Does The Green New Deal Give Handouts To ‘Unwilling Workers’? Here’s What It Actually Says
- The actual Green New Deal isn’t really that different from the flubbed FAQ page that was taken offline.
- The legislative text makes similar points the FAQ did, without using the FAQ’s language.
- For example, the bill calls for “economic security” for all people in the U.S., without mentioning “unwilling workers.”
Ever since Democratic New York Rep. Alexandria Ocasio-Cortez released the Green New Deal, there’s been a swirl of reporting about what’s actually in the legislation versus the radical plans laid out in a FAQ document circulated with the bill.
Ocasio-Cortez said to ignore the flubbed FAQ summary of the bill and focus on what the actual legislation says. So, is Green New Deal legislation really that different from the FAQ that Ocasio-Cortez’s staff eventually took offline?
For example, much of the hubbub centered around the FAQ’s call for “economic security” for people “unwilling to work.” Green New Dealers have argued no such language appears in the resolution. (RELATED: Ocasio-Cortez’s Chief Of Staff Says The Green New Deal Is Really About ‘Redistributing Power To Workers’)
The resolution doesn’t use that specific phrase, but it does call for “guaranteeing a job with a family-sustaining wage, adequate family and medical leave, paid vacations, and retirement security to all people of the United States.”
Elsewhere, the Green New Deal bill calls for the government to “ensure prosperity and economic security for all people of the United States” and also to provide “resources, training, and high-quality education, including higher education” all people in the U.S.
Ocasio-Cortez’s flubbed FAQ also referred to getting rid of “farty cows” and airplanes. The phrase “farty cows” doesn’t appear in the resolution’s text, but emissions from ranching is mentioned.
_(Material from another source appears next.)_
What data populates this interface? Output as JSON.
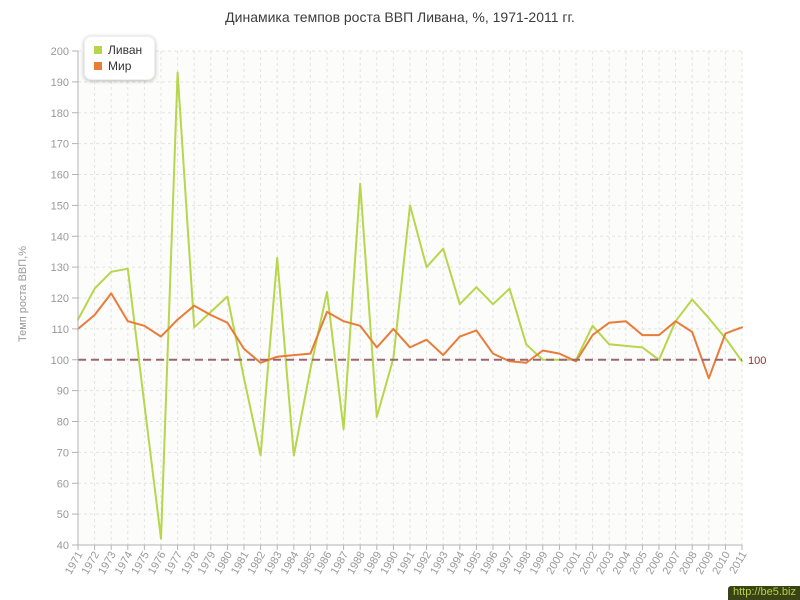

“Working collaboratively with farmers and ranchers in the United States to eliminate pollution and greenhouse gas emissions from the agricultural sector as much as is technologically feasible,” reads the resolution.
Any attempt to reduce greenhouse gas emissions from agriculture would necessitate dealing with methane from cow flatulence and burps. That means finding a way to make cows emit less, or, alternatively, getting rid of cattle altogether.
The Green New Deal’s FAQ calls for building “out high-speed rail at a scale where air travel stops becoming necessary,” but the legislative text doesn’t use that language. Instead, the resolution calls for the government to overhaul “transportation systems in the United States to eliminate pollution and greenhouse gas emissions,” including high-speed rail.
Ocasio-Cortez’s initial FAQ document included a call to phase out nuclear power, which is about 20 percent of U.S. electricity generation. The anti-nuclear language was taken off the FAQ posted to Ocasio-Cortez’s website.
It’s true that the Green New Deal’s legislative text calls doesn’t explicitly call for phasing out nuclear power, but the resolution does call for promoting renewables — i.e. solar and wind.
The resolution calls for “meeting 100 percent of the power demand in the United States through clean, renewable, and zero-emission energy sources,” including “dramatically expanding and upgrading renewable power sources” and “deploying new capacity.”
Like in the FAQ, the resolution mentions “upgrading all existing buildings in the United States” and ensure jobs are “high-quality union jobs that pay prevailing wages, hires local workers” and “guarantees wage and benefit parity for workers affected by the transition” from fossil fuels.
The resolution also calls for “stopping current, preventing future, and repairing historic oppression” of so-called “frontline and vulnerable communities.” That’s the exact language used in the FAQ.
Those groups are defined in the bill as “indigenous peoples, communities of color, migrant communities, deindustrialized communities, depopulated rural communities, the poor, low-income workers, women, the elderly, the unhoused, people with disabilities, and youth.”